Le virus du Sida © TF1-LCIDepuis que les combinaisons d'antirétroviraux se sont généralisées dans le traitement des patients infectés par le virus du sida dans les pays développés, leur espérance de vie a augmenté de 13 ans. Et leur mortalité a baissé de près de 40%. C'est le bilan encourageant que tire une étude publiée vendredi par la revue britannique The Lancet.

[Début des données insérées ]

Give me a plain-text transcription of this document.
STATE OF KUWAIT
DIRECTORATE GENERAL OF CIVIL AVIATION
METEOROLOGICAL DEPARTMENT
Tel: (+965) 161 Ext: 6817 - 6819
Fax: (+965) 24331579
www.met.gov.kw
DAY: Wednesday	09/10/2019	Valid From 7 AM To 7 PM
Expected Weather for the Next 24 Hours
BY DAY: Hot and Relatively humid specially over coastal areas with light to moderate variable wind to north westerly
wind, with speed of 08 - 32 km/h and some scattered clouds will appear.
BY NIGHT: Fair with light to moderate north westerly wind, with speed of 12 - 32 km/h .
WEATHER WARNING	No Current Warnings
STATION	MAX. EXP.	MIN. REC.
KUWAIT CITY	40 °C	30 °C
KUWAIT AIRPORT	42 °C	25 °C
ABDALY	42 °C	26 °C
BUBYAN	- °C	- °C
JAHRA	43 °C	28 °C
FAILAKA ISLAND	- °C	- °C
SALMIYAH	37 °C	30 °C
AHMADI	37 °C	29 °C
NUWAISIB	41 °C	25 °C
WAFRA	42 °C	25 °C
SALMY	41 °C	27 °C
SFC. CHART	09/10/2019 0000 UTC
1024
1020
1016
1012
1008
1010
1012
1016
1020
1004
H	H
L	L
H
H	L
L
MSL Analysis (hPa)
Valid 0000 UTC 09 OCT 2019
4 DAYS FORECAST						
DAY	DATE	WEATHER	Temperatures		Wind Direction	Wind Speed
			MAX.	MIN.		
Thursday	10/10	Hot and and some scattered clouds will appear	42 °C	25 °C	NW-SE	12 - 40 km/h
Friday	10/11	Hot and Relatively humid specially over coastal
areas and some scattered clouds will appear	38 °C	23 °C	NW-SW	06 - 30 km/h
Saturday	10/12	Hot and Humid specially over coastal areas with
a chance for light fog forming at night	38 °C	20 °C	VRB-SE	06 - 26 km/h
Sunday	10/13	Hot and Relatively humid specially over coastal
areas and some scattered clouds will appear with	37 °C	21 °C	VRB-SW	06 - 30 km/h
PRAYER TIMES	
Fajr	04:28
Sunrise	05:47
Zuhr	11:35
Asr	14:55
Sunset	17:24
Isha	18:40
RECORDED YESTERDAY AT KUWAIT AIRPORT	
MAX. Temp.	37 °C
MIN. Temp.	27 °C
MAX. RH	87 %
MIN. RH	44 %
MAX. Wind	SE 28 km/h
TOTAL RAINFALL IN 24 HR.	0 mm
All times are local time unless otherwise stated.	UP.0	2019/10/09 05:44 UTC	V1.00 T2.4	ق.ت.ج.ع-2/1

Une équipe de chercheurs conduite par le professeur Robert Hogg, du centre de recherche sur le sida de Vancouver, a comparé les taux de décès chez les patients en 1996-1999, période où commençaient à être utilisées des thérapies combinant plusieurs antirétroviraux, et 2003-2005. Sur cette petite dizaine d'années, les thérapies sont devenues "plus efficaces, mieux tolérées et plus simples en termes de dosage", note The Lancet.
Les ravages continuent dans les pays pauvres
Selon cette évaluation, rassemblant les résultats de 14 études menées au total sur plus de 40.000 personnes en Amérique du nord et en Europe, l'espérance de vie à 20 ans est passée pendant cette période de 56,1 à 69,4 ans, avec des variables. Ainsi, les patients infectés par injection de drogue ont douze ans de moins d'espérance de vie, de même que ceux traités tardivement qui perdent 18 ans d'espérance de vie par rapport à ceux traités dès le début de l'infection. Les femmes ont une espérance de vie légèrement plus élevée que les hommes, peut-être parce qu'elles commencent le traitement plus tôt.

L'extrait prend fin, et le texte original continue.